Knowledge of an attorney’s entrance into the proceedings will be imputed to the police when a defendant’s right to counsel is impermissibly impeded by the inadequacy of police procedures that delay communications between the defendant and his attorney. (People v Garofolo, 46 NY2d 592, 596.)
Unlike the situations presented in Marrero and Garofolo {supra), knowledge of an attorney’s entrance into these proceedings cannot be imputed to the police. Neither Valella, Light, the defendant nor his family ever gave any indication that an attorney had been retained on behalf of the defendant.
It has also been held that custodial interrogation of an unrepresented individual after the individual has requested the assistance of counsel is impermissible. (People v Cunningham, supra.) The Fourth Department extended this rule to a defendant who is not in custody but who clearly asserts his desire to have an attorney. (People v Johnson, 79 AD2d 201.) The defendant in the instant case never asserted a desire to have an attorney present.
Although Martin Light’s name came to the attention of the officers after replaying the first tape, Piri had earlier indicated, in his video taped statement, that an attorney would be sent by the defendant to aid him. The defendant’s conversation with Piri over the telephone could only confirm the officers’ belief that if Martin Light represented anyone, it was Piri.

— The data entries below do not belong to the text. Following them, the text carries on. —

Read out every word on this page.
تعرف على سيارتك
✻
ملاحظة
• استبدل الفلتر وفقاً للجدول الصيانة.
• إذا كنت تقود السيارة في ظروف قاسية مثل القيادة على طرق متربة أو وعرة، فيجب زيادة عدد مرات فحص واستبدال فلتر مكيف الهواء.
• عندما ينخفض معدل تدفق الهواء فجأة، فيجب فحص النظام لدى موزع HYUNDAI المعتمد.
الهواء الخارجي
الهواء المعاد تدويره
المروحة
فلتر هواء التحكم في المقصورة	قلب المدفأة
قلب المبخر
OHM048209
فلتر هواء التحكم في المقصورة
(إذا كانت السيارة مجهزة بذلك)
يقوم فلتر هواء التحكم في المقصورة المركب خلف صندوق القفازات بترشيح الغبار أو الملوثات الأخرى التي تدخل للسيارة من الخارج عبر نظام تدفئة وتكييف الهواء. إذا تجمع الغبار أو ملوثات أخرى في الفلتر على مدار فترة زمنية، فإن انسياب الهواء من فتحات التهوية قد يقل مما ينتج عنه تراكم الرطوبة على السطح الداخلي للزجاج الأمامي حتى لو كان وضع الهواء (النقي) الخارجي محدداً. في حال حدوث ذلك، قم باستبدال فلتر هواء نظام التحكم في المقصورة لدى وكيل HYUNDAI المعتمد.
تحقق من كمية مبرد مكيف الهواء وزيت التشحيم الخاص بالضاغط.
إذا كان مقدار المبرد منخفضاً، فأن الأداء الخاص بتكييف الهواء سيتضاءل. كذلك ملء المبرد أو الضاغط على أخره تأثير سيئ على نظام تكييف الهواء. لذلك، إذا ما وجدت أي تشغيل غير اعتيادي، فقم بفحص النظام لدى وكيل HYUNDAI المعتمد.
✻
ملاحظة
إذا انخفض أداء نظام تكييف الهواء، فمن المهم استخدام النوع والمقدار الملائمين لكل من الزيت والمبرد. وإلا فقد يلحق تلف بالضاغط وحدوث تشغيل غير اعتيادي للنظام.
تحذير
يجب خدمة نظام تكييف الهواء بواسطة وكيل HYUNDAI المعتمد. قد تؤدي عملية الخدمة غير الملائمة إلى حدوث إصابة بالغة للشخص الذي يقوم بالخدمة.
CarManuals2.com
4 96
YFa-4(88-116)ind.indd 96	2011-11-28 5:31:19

In the recent case of People v Ferrara (54 NY2d 498), after the defendant had retained counsel in connection with his appearance before a Grand Jury, the prosecution arranged to record the defendant’s conversations with another person during which the defendant offered a kickback. The defendant was thereafter subpoenaed to appear before another Grand Jury and denied any knowledge of kickbacks. His conviction for perjury based on this last appearance before the Grand Jury was upheld. The Court *1056of Appeals held that the defendant was not denied his right to counsel since the retention of counsel in connection with a Grand Jury inquiry does not preclude investigative techniques that elicit in a noncustodial setting a plan to commit a new crime of the type under scrutiny rather than a confession.
Although the investigative techniques employed here were designed to elicit statements concerning a crime already committed, the court finds that an extension of the right to counsel under the circumstances presented in this case, where the defendant was not in custody, had not asserted his right to counsel in any manner to the police, and where counsel had not, in fact, been retained, would severly and unfairly restrict law enforcement’s ability to question any suspect in the absence of counsel. Here the defendant mentioned counsel to protect his accomplices and thereby to insulate himself from any legal situation where he would have need to retain counsel. To arrange counsel for one’s accomplice should not be equated to the retention of counsel on one’s own behalf. The right to counsel does not extend so far.
Therefore, the motion to suppress the tape recorded conversation of December 14, 1980 is denied.